Chris Jones by Chris Jones

I spent the weekend celebrating the birthday of one of my best friends in the whole world, my nine-year-old son. Both of our boys are tremendous blessings to my wife and me. I sincerely hope I can teach them half of what God is teaching me through the gift of being their father. With them, I feel I better understand the relentless love God has for us.I take very seriously the role I play in their lives.
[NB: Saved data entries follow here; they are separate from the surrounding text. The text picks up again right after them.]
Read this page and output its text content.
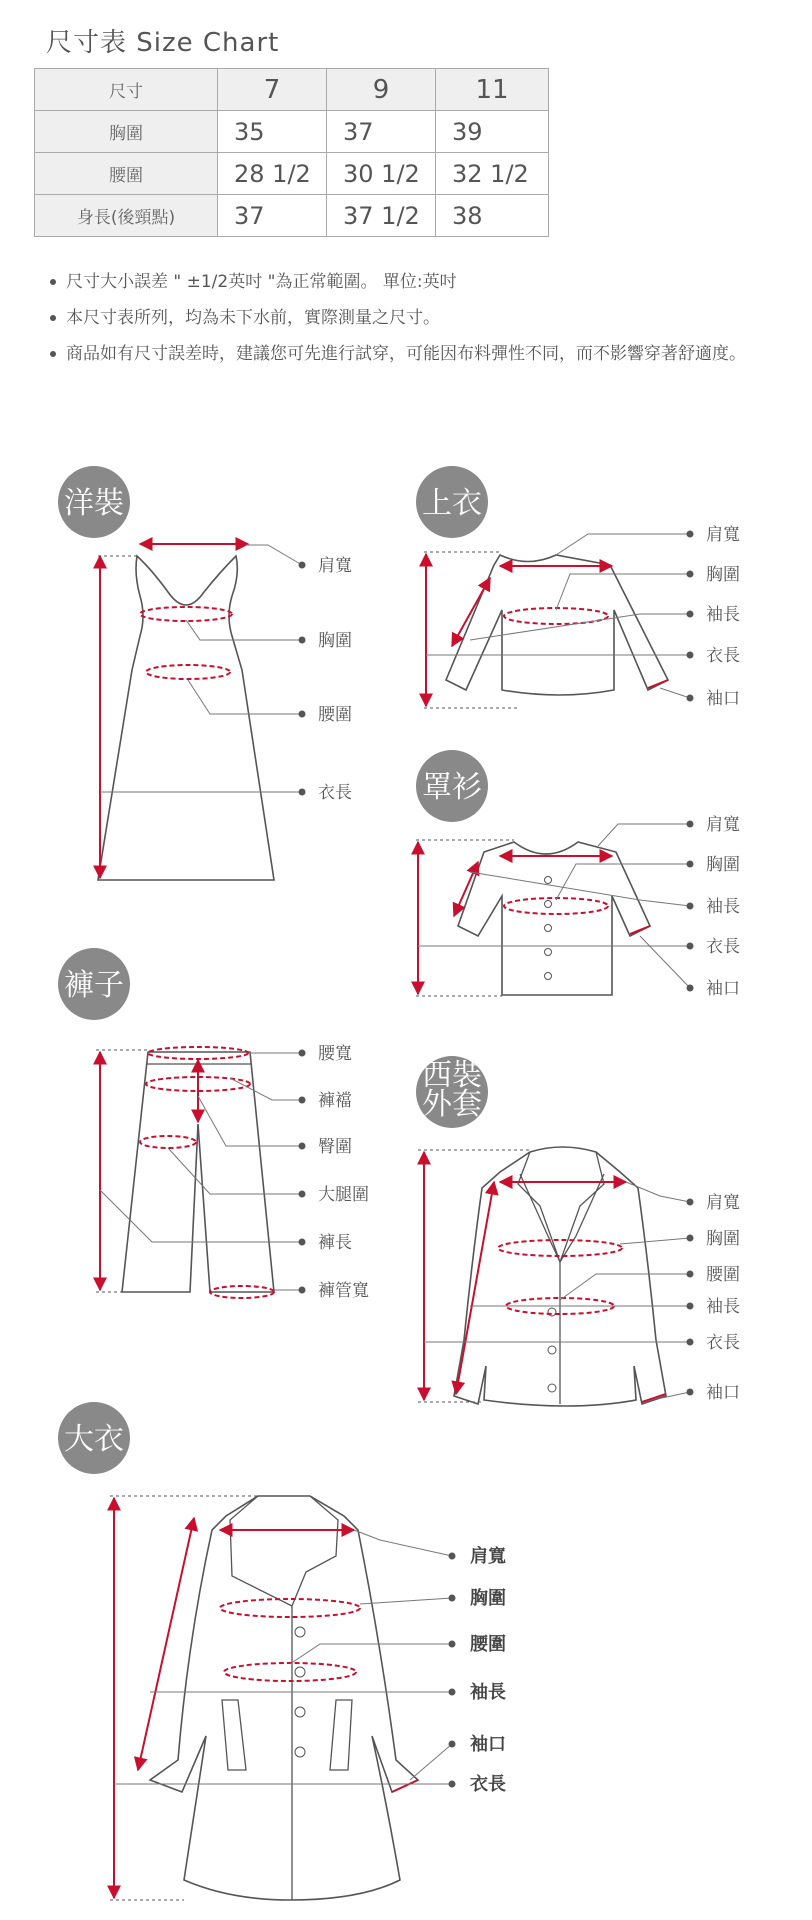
尺寸表 Size Chart
尺寸	7	9	11
胸圍	35	37	39
腰圍	28 1/2	30 1/2	32 1/2
身長(後頸點)	37	37 1/2	38
尺寸大小誤差 " ±1/2英吋 "為正常範圍。 單位:英吋
本尺寸表所列，均為未下水前，實際測量之尺寸。
商品如有尺寸誤差時，建議您可先進行試穿，可能因布料彈性不同，而不影響穿著舒適度。
洋裝
肩寬
胸圍
腰圍
衣長
上衣
肩寬
胸圍
袖長
衣長
袖口
罩衫
肩寬
胸圍
袖長
衣長
袖口
褲子
腰寬
褲襠
臀圍
大腿圍
褲長
褲管寬
西裝
外套
肩寬
胸圍
腰圍
袖長
衣長
袖口
大衣
肩寬
胸圍
腰圍
袖長
袖口
衣長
Just as God is teaching me about being a father, I want them to understand their position as His children. I want them to be confident of His total provision for their lives, understanding their best course is in complete obedience to His will. I try to not miss an opportunity to further refine the example I attempt to set for them, of God as a loving father.

My favorite moments come when I pray with them each night. I see the evidence that God is answering those prayers. I want them to sink in deeply. They’re simple, but powerful. I pray…”Dear Jesus, watch over and protect this precious little buddy of mine. Thank you for everything he says and does. Let it all be for your glory. I pray that You’ll keep him safe. I pray that he’ll grow up strong and healthy and loving you. In Jesus’ name. Amen.”

You’re being watched!!!

Chris Jones by Chris Jones

As parents, like it or not, for better or worse, your children are always watching.  Your every word and action is recorded and evaluated.  Your witness is among the weightiest evidence they’ll have as a basis for their belief in God.  Will they have a proper context within which they can accept a revered, almighty, powerful, sovereign God as a loving, gracious, merciful Father?

In Matthew 22:29-30, when responding to the Sadducees’ challenge concerning the resurrection, Jesus seems to suggest that we don’t understand the eternal nature of our temporary, earthly relationships.  If we believe the Bible, we know that everything we have is God’s.  Since this also applies to our families, before we consider our children ours’, we need to recognize them as men and women of God’s Kingdom.  We have a great responsibility to live before them as an example of Christ, being quick to recognize and apologize when we fail.

Do you commonly speak judgmentally and out of frustration to them, or with grace and understanding?  What habits are they seeing?  How do they see you treat your spouse?  What do they hear you say about others?  Let your witness to them be powerful and decisive.  Let there be no room for gray.  You will either lay a solid foundation for their faith or raise obstacles to it.

Set a clear example for your children.  As they grow, they’ll want to be like you, like Christ.